Search code examples
javascripthashcryptojsarraybuffer

different sha256 hash value of file vs. file contents as WordArray


I made a test text file, the contents are: aaaaaaaabbbbbbbbccccccccddddddddeeeeeeeeffffffffgggggggghhhhhhhh

The sha256 hex digest for this value as a string is: 75eef9680de51f6f70291057e9afc5975470960dfec5f37f83db69aa625786e5

I get this same value when hashing it in python using hashlib, js using Crypto.js, or using ssl on the file from the command line.

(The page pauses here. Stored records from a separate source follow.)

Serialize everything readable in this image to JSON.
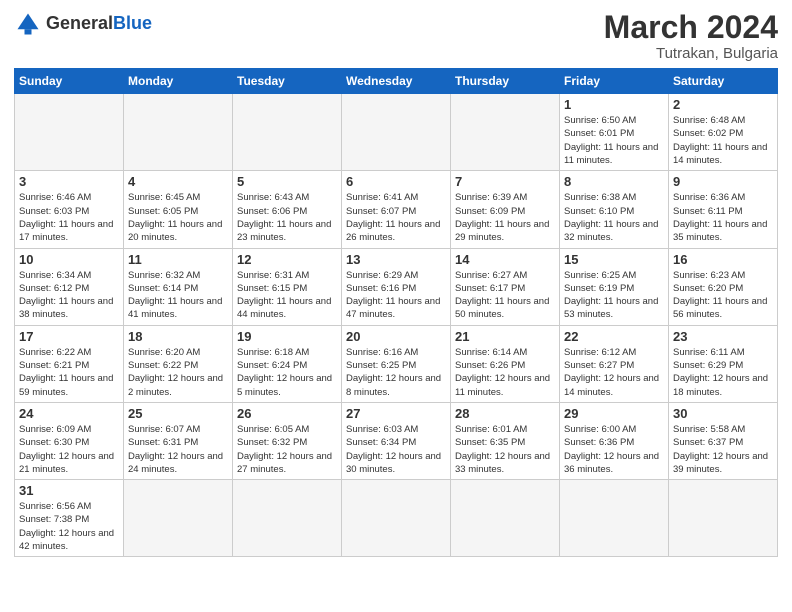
{
  "logo": {
    "general": "General",
    "blue": "Blue"
  },
  "title": {
    "month_year": "March 2024",
    "location": "Tutrakan, Bulgaria"
  },
  "weekdays": [
    "Sunday",
    "Monday",
    "Tuesday",
    "Wednesday",
    "Thursday",
    "Friday",
    "Saturday"
  ],
  "weeks": [
    [
      {
        "day": "",
        "info": ""
      },
      {
        "day": "",
        "info": ""
      },
      {
        "day": "",
        "info": ""
      },
      {
        "day": "",
        "info": ""
      },
      {
        "day": "",
        "info": ""
      },
      {
        "day": "1",
        "info": "Sunrise: 6:50 AM\nSunset: 6:01 PM\nDaylight: 11 hours\nand 11 minutes."
      },
      {
        "day": "2",
        "info": "Sunrise: 6:48 AM\nSunset: 6:02 PM\nDaylight: 11 hours\nand 14 minutes."
      }
    ],
    [
      {
        "day": "3",
        "info": "Sunrise: 6:46 AM\nSunset: 6:03 PM\nDaylight: 11 hours\nand 17 minutes."
      },
      {
        "day": "4",
        "info": "Sunrise: 6:45 AM\nSunset: 6:05 PM\nDaylight: 11 hours\nand 20 minutes."
      },
      {
        "day": "5",
        "info": "Sunrise: 6:43 AM\nSunset: 6:06 PM\nDaylight: 11 hours\nand 23 minutes."
      },
      {
        "day": "6",
        "info": "Sunrise: 6:41 AM\nSunset: 6:07 PM\nDaylight: 11 hours\nand 26 minutes."
      },
      {
        "day": "7",
        "info": "Sunrise: 6:39 AM\nSunset: 6:09 PM\nDaylight: 11 hours\nand 29 minutes."
      },
      {
        "day": "8",
        "info": "Sunrise: 6:38 AM\nSunset: 6:10 PM\nDaylight: 11 hours\nand 32 minutes."
      },
      {
        "day": "9",
        "info": "Sunrise: 6:36 AM\nSunset: 6:11 PM\nDaylight: 11 hours\nand 35 minutes."
      }
    ],
    [
      {
        "day": "10",
        "info": "Sunrise: 6:34 AM\nSunset: 6:12 PM\nDaylight: 11 hours\nand 38 minutes."
      },
      {
        "day": "11",
        "info": "Sunrise: 6:32 AM\nSunset: 6:14 PM\nDaylight: 11 hours\nand 41 minutes."
      },
      {
        "day": "12",
        "info": "Sunrise: 6:31 AM\nSunset: 6:15 PM\nDaylight: 11 hours\nand 44 minutes."
      },
      {
        "day": "13",
        "info": "Sunrise: 6:29 AM\nSunset: 6:16 PM\nDaylight: 11 hours\nand 47 minutes."
      },
      {
        "day": "14",
        "info": "Sunrise: 6:27 AM\nSunset: 6:17 PM\nDaylight: 11 hours\nand 50 minutes."
      },
      {
        "day": "15",
        "info": "Sunrise: 6:25 AM\nSunset: 6:19 PM\nDaylight: 11 hours\nand 53 minutes."
      },
      {
        "day": "16",
        "info": "Sunrise: 6:23 AM\nSunset: 6:20 PM\nDaylight: 11 hours\nand 56 minutes."
      }
    ],
    [
      {
        "day": "17",
        "info": "Sunrise: 6:22 AM\nSunset: 6:21 PM\nDaylight: 11 hours\nand 59 minutes."
      },
      {
        "day": "18",
        "info": "Sunrise: 6:20 AM\nSunset: 6:22 PM\nDaylight: 12 hours\nand 2 minutes."
      },
      {
        "day": "19",
        "info": "Sunrise: 6:18 AM\nSunset: 6:24 PM\nDaylight: 12 hours\nand 5 minutes."
      },
      {
        "day": "20",
        "info": "Sunrise: 6:16 AM\nSunset: 6:25 PM\nDaylight: 12 hours\nand 8 minutes."
      },
      {
        "day": "21",
        "info": "Sunrise: 6:14 AM\nSunset: 6:26 PM\nDaylight: 12 hours\nand 11 minutes."
      },
      {
        "day": "22",
        "info": "Sunrise: 6:12 AM\nSunset: 6:27 PM\nDaylight: 12 hours\nand 14 minutes."
      },
      {
        "day": "23",
        "info": "Sunrise: 6:11 AM\nSunset: 6:29 PM\nDaylight: 12 hours\nand 18 minutes."
      }
    ],
    [
      {
        "day": "24",
        "info": "Sunrise: 6:09 AM\nSunset: 6:30 PM\nDaylight: 12 hours\nand 21 minutes."
      },
      {
        "day": "25",
        "info": "Sunrise: 6:07 AM\nSunset: 6:31 PM\nDaylight: 12 hours\nand 24 minutes."
      },
      {
        "day": "26",
        "info": "Sunrise: 6:05 AM\nSunset: 6:32 PM\nDaylight: 12 hours\nand 27 minutes."
      },
      {
        "day": "27",
        "info": "Sunrise: 6:03 AM\nSunset: 6:34 PM\nDaylight: 12 hours\nand 30 minutes."
      },
      {
        "day": "28",
        "info": "Sunrise: 6:01 AM\nSunset: 6:35 PM\nDaylight: 12 hours\nand 33 minutes."
      },
      {
        "day": "29",
        "info": "Sunrise: 6:00 AM\nSunset: 6:36 PM\nDaylight: 12 hours\nand 36 minutes."
      },
      {
        "day": "30",
        "info": "Sunrise: 5:58 AM\nSunset: 6:37 PM\nDaylight: 12 hours\nand 39 minutes."
      }
    ],
    [
      {
        "day": "31",
        "info": "Sunrise: 6:56 AM\nSunset: 7:38 PM\nDaylight: 12 hours\nand 42 minutes."
      },
      {
        "day": "",
        "info": ""
      },
      {
        "day": "",
        "info": ""
      },
      {
        "day": "",
        "info": ""
      },
      {
        "day": "",
        "info": ""
      },
      {
        "day": "",
        "info": ""
      },
      {
        "day": "",
        "info": ""
      }
    ]
  ]
}
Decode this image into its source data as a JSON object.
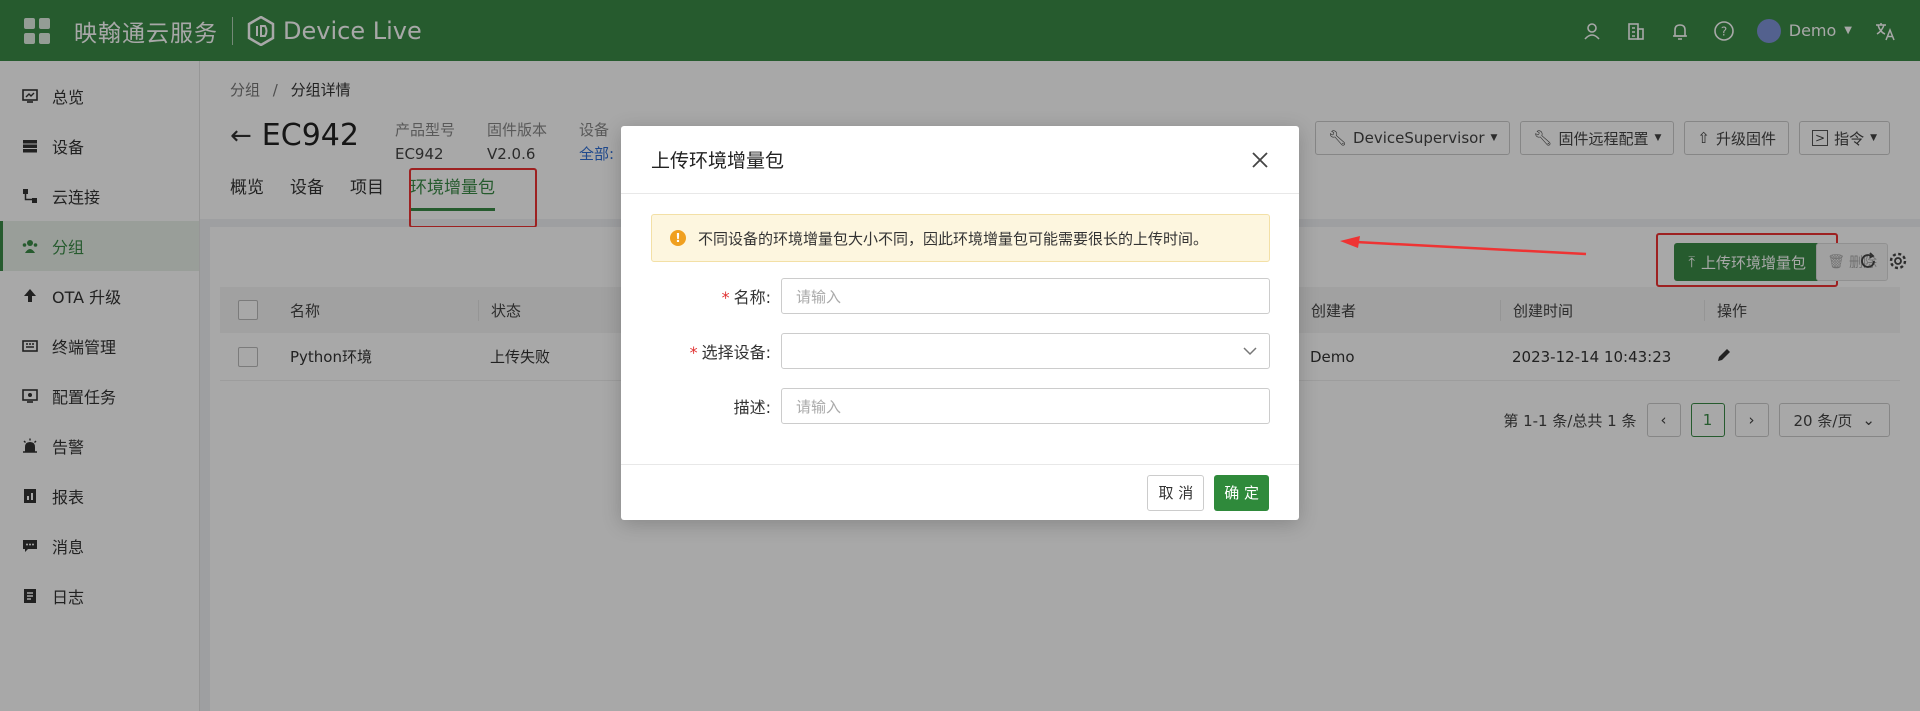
{
  "topbar": {
    "brand": "映翰通云服务",
    "product": "Device Live",
    "user": "Demo",
    "icons": [
      "users-icon",
      "building-icon",
      "bell-icon",
      "help-icon",
      "translate-icon"
    ]
  },
  "sidebar": {
    "items": [
      {
        "label": "总览",
        "icon": "dashboard-icon"
      },
      {
        "label": "设备",
        "icon": "server-icon"
      },
      {
        "label": "云连接",
        "icon": "cloud-connect-icon"
      },
      {
        "label": "分组",
        "icon": "group-icon"
      },
      {
        "label": "OTA 升级",
        "icon": "upload-icon"
      },
      {
        "label": "终端管理",
        "icon": "terminal-icon"
      },
      {
        "label": "配置任务",
        "icon": "config-icon"
      },
      {
        "label": "告警",
        "icon": "alarm-icon"
      },
      {
        "label": "报表",
        "icon": "report-icon"
      },
      {
        "label": "消息",
        "icon": "message-icon"
      },
      {
        "label": "日志",
        "icon": "log-icon"
      }
    ],
    "active": "分组"
  },
  "breadcrumb": {
    "root": "分组",
    "sep": "/",
    "current": "分组详情"
  },
  "device": {
    "title": "EC942",
    "meta": [
      {
        "k": "产品型号",
        "v": "EC942"
      },
      {
        "k": "固件版本",
        "v": "V2.0.6"
      },
      {
        "k": "设备",
        "v": "全部:"
      }
    ]
  },
  "tabs": [
    "概览",
    "设备",
    "项目",
    "环境增量包"
  ],
  "actions": {
    "supervisor": "DeviceSupervisor",
    "remote_config": "固件远程配置",
    "upgrade": "升级固件",
    "command": "指令",
    "upload": "上传环境增量包",
    "delete": "删除"
  },
  "table": {
    "headers": [
      "名称",
      "状态",
      "创建者",
      "创建时间",
      "操作"
    ],
    "rows": [
      {
        "name": "Python环境",
        "status": "上传失败",
        "creator": "Demo",
        "time": "2023-12-14 10:43:23"
      }
    ]
  },
  "pager": {
    "summary": "第 1-1 条/总共 1 条",
    "page": "1",
    "size": "20 条/页"
  },
  "modal": {
    "title": "上传环境增量包",
    "alert": "不同设备的环境增量包大小不同，因此环境增量包可能需要很长的上传时间。",
    "fields": {
      "name_label": "名称:",
      "name_placeholder": "请输入",
      "device_label": "选择设备:",
      "desc_label": "描述:",
      "desc_placeholder": "请输入"
    },
    "cancel": "取 消",
    "ok": "确 定"
  },
  "colors": {
    "brand_green": "#3a8a47",
    "highlight_red": "#ee3333"
  }
}
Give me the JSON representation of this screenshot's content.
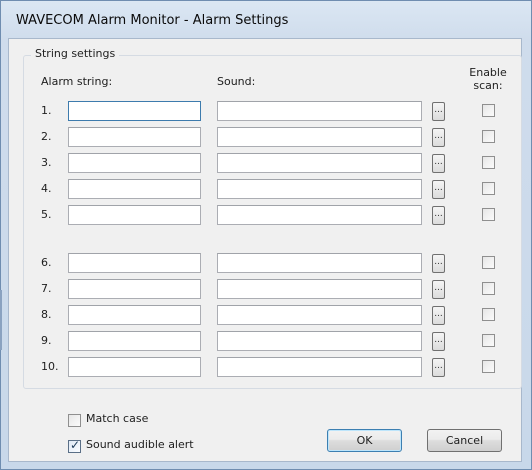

however, in js, when I read the file in like this:

var fr = new FileReader();
fr.readAsArrayBuffer(file);
console.log(fr.result.byteLength); // it's 64...
var input = CryptoJS.lib.WordArray.create(new Uint8Array(fr.result));
CryptoJS.SHA256(input).toString();

I get: 8f76bf13468fb12ac4e59610adff70fd10282e8494a2749db4677f81e2c6e998

UPDATE: from the crypto.js docs:

/**
 * cryptojs use WordArray (CryptoJS.lib.WordArray) as parameter/result frequently.
 *    A WordArray object represents an array of 32-bit words. When you pass a string,
 * it's automatically converted to a WordArray encoded as UTF-8.
 */

suspecting it could be a utf-8 vs ascii thing, or something like that, but have no idea how to check.


Solution

  • I found asmCrypto.js which accepts both ArrayBuffers and Uint8Arrays as input - I'm now getting the expected result (It's also pretty fast). I use it like this:

    var fr = new FileReader();
    fr.readAsArrayBuffer(file);
    console.log(fr.result.byteLength); // it's still 64...
    asmCrypto.SHA256.hex(new Uint8Array(fr.result));
    asmCrypto.SHA256.hex(fr.result); // this also works